I don’t imagine it will stop them from trying to make such claims, and those opposed to Net Zero will probably be dismissed as anti-democrats. In that respect I have two comments:
First, I am finally persuaded (after having had increasing doubts for some time) that our first past the post system isn’t fit for purpose. This week’s election result is an affront to democracy. As the BBC observed, in the above article:
The gap between the share of total votes won by the winning party in the 2024 general election and the share of Parliamentary seats won is the largest on record.
It seems that Labour’s MPs were elected on average by roughly 28,000 votes, while Reform obtained an MP for every 800,000+ votes it received. For the sake of balance I should point out that the Green Party also received a paltry return in terms of MPs for its vote share (though it wasn’t so badly disadvantaged as Reform). Millions of voters have effectively been disenfranchised.

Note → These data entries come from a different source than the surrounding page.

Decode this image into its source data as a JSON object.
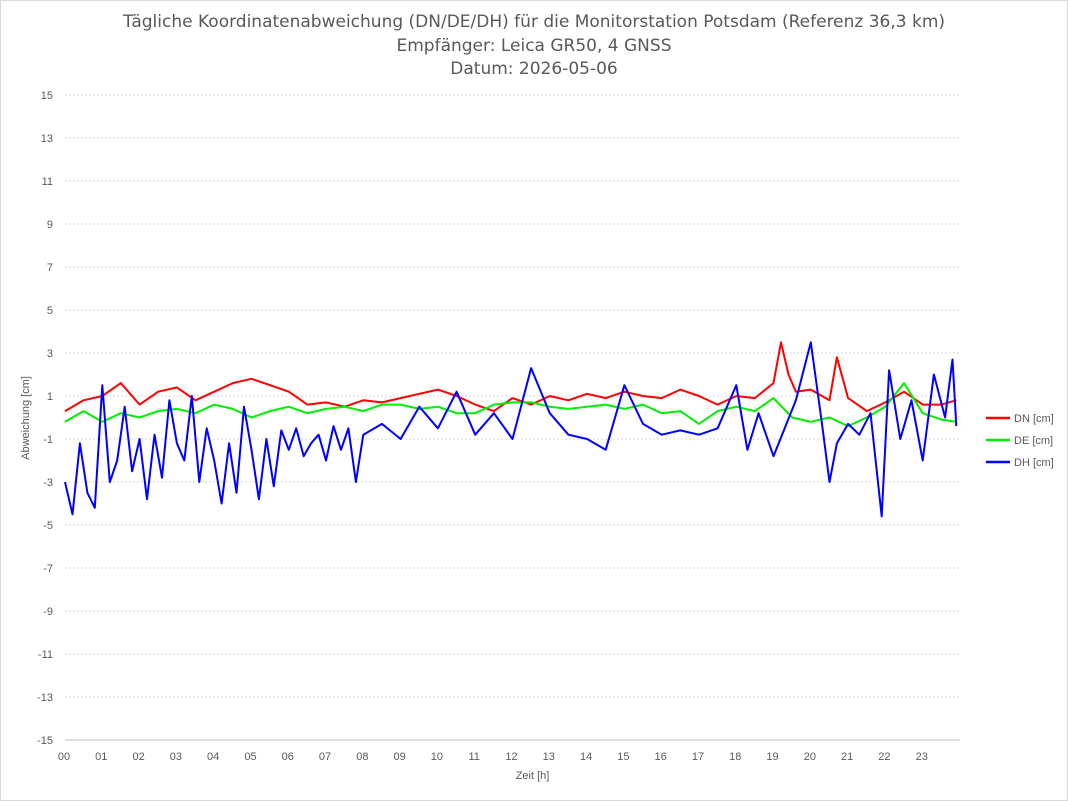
{
  "chart_data": {
    "type": "line",
    "title": "Tägliche Koordinatenabweichung (DN/DE/DH) für die Monitorstation Potsdam (Referenz 36,3 km)",
    "subtitle": "Empfänger: Leica GR50, 4 GNSS",
    "date_line": "Datum: 2026-05-06",
    "xlabel": "Zeit [h]",
    "ylabel": "Abweichung [cm]",
    "xlim": [
      0,
      24
    ],
    "ylim": [
      -15,
      15
    ],
    "x_ticks": [
      "00",
      "01",
      "02",
      "03",
      "04",
      "05",
      "06",
      "07",
      "08",
      "09",
      "10",
      "11",
      "12",
      "13",
      "14",
      "15",
      "16",
      "17",
      "18",
      "19",
      "20",
      "21",
      "22",
      "23"
    ],
    "y_ticks": [
      "15",
      "13",
      "11",
      "9",
      "7",
      "5",
      "3",
      "1",
      "-1",
      "-3",
      "-5",
      "-7",
      "-9",
      "-11",
      "-13",
      "-15"
    ],
    "grid": "horizontal dotted",
    "legend_position": "right",
    "series": [
      {
        "name": "DN [cm]",
        "color": "#ff0000",
        "x": [
          0,
          0.5,
          1,
          1.5,
          2,
          2.5,
          3,
          3.5,
          4,
          4.5,
          5,
          5.5,
          6,
          6.5,
          7,
          7.5,
          8,
          8.5,
          9,
          9.5,
          10,
          10.5,
          11,
          11.5,
          12,
          12.5,
          13,
          13.5,
          14,
          14.5,
          15,
          15.5,
          16,
          16.5,
          17,
          17.5,
          18,
          18.5,
          19,
          19.2,
          19.4,
          19.6,
          20,
          20.5,
          20.7,
          21,
          21.5,
          22,
          22.5,
          23,
          23.5,
          23.9
        ],
        "y": [
          0.3,
          0.8,
          1.0,
          1.6,
          0.6,
          1.2,
          1.4,
          0.8,
          1.2,
          1.6,
          1.8,
          1.5,
          1.2,
          0.6,
          0.7,
          0.5,
          0.8,
          0.7,
          0.9,
          1.1,
          1.3,
          1.0,
          0.6,
          0.3,
          0.9,
          0.6,
          1.0,
          0.8,
          1.1,
          0.9,
          1.2,
          1.0,
          0.9,
          1.3,
          1.0,
          0.6,
          1.0,
          0.9,
          1.6,
          3.5,
          2.0,
          1.2,
          1.3,
          0.8,
          2.8,
          0.9,
          0.3,
          0.7,
          1.2,
          0.6,
          0.6,
          0.8
        ]
      },
      {
        "name": "DE [cm]",
        "color": "#00ee00",
        "x": [
          0,
          0.5,
          1,
          1.5,
          2,
          2.5,
          3,
          3.5,
          4,
          4.5,
          5,
          5.5,
          6,
          6.5,
          7,
          7.5,
          8,
          8.5,
          9,
          9.5,
          10,
          10.5,
          11,
          11.5,
          12,
          12.5,
          13,
          13.5,
          14,
          14.5,
          15,
          15.5,
          16,
          16.5,
          17,
          17.5,
          18,
          18.5,
          19,
          19.5,
          20,
          20.5,
          21,
          21.5,
          22,
          22.5,
          23,
          23.5,
          23.9
        ],
        "y": [
          -0.2,
          0.3,
          -0.2,
          0.2,
          0.0,
          0.3,
          0.4,
          0.2,
          0.6,
          0.4,
          0.0,
          0.3,
          0.5,
          0.2,
          0.4,
          0.5,
          0.3,
          0.6,
          0.6,
          0.4,
          0.5,
          0.2,
          0.2,
          0.6,
          0.7,
          0.7,
          0.5,
          0.4,
          0.5,
          0.6,
          0.4,
          0.6,
          0.2,
          0.3,
          -0.3,
          0.3,
          0.5,
          0.3,
          0.9,
          0.0,
          -0.2,
          0.0,
          -0.4,
          0.0,
          0.5,
          1.6,
          0.2,
          -0.1,
          -0.2
        ]
      },
      {
        "name": "DH [cm]",
        "color": "#0000ff",
        "x": [
          0,
          0.2,
          0.4,
          0.6,
          0.8,
          1,
          1.2,
          1.4,
          1.6,
          1.8,
          2,
          2.2,
          2.4,
          2.6,
          2.8,
          3,
          3.2,
          3.4,
          3.6,
          3.8,
          4,
          4.2,
          4.4,
          4.6,
          4.8,
          5,
          5.2,
          5.4,
          5.6,
          5.8,
          6,
          6.2,
          6.4,
          6.6,
          6.8,
          7,
          7.2,
          7.4,
          7.6,
          7.8,
          8,
          8.5,
          9,
          9.5,
          10,
          10.5,
          11,
          11.5,
          12,
          12.5,
          13,
          13.5,
          14,
          14.5,
          15,
          15.5,
          16,
          16.5,
          17,
          17.5,
          18,
          18.3,
          18.6,
          19,
          19.3,
          19.6,
          20,
          20.3,
          20.5,
          20.7,
          21,
          21.3,
          21.6,
          21.9,
          22.1,
          22.4,
          22.7,
          23,
          23.3,
          23.6,
          23.8,
          23.9
        ],
        "y": [
          -3.0,
          -4.5,
          -1.2,
          -3.5,
          -4.2,
          1.5,
          -3.0,
          -2.0,
          0.5,
          -2.5,
          -1.0,
          -3.8,
          -0.8,
          -2.8,
          0.8,
          -1.2,
          -2.0,
          1.0,
          -3.0,
          -0.5,
          -2.0,
          -4.0,
          -1.2,
          -3.5,
          0.5,
          -1.5,
          -3.8,
          -1.0,
          -3.2,
          -0.6,
          -1.5,
          -0.5,
          -1.8,
          -1.2,
          -0.8,
          -2.0,
          -0.4,
          -1.5,
          -0.5,
          -3.0,
          -0.8,
          -0.3,
          -1.0,
          0.5,
          -0.5,
          1.2,
          -0.8,
          0.2,
          -1.0,
          2.3,
          0.2,
          -0.8,
          -1.0,
          -1.5,
          1.5,
          -0.3,
          -0.8,
          -0.6,
          -0.8,
          -0.5,
          1.5,
          -1.5,
          0.2,
          -1.8,
          -0.5,
          0.8,
          3.5,
          -0.3,
          -3.0,
          -1.2,
          -0.3,
          -0.8,
          0.2,
          -4.6,
          2.2,
          -1.0,
          0.8,
          -2.0,
          2.0,
          0.0,
          2.7,
          -0.4
        ]
      }
    ]
  }
}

Second, Reform’s more than four million votes might have yielded a return of only five MPs, but at last there will be a strident and persistent anti-Net Zero voice in Parliament. I suspect that the Parliamentary authorities will offer Reform little opportunity to make the case against Net Zero, but with Nigel Farage now in Parliament, we can expect a lot of noise. I suspect that Ed Miliband and his colleagues are about to discover that his plans to accelerate Net Zero will be a lot harder to implement and a lot less popular than they currently assume. Unless they acknowledge the reality of the situation fairly quickly, I strongly suspect that for all their skewed landslide victory, Labour won’t get a second term in 2029. The mould is shattering before our eyes, and our complacent politicians are the ones who are shattering it. If Labour presses ahead with vigorous “world-leading” climate plans, I think the next five years might make the upheavals of the post-Brexit vote years look calm indeed. Interesting, but turbulent, times await.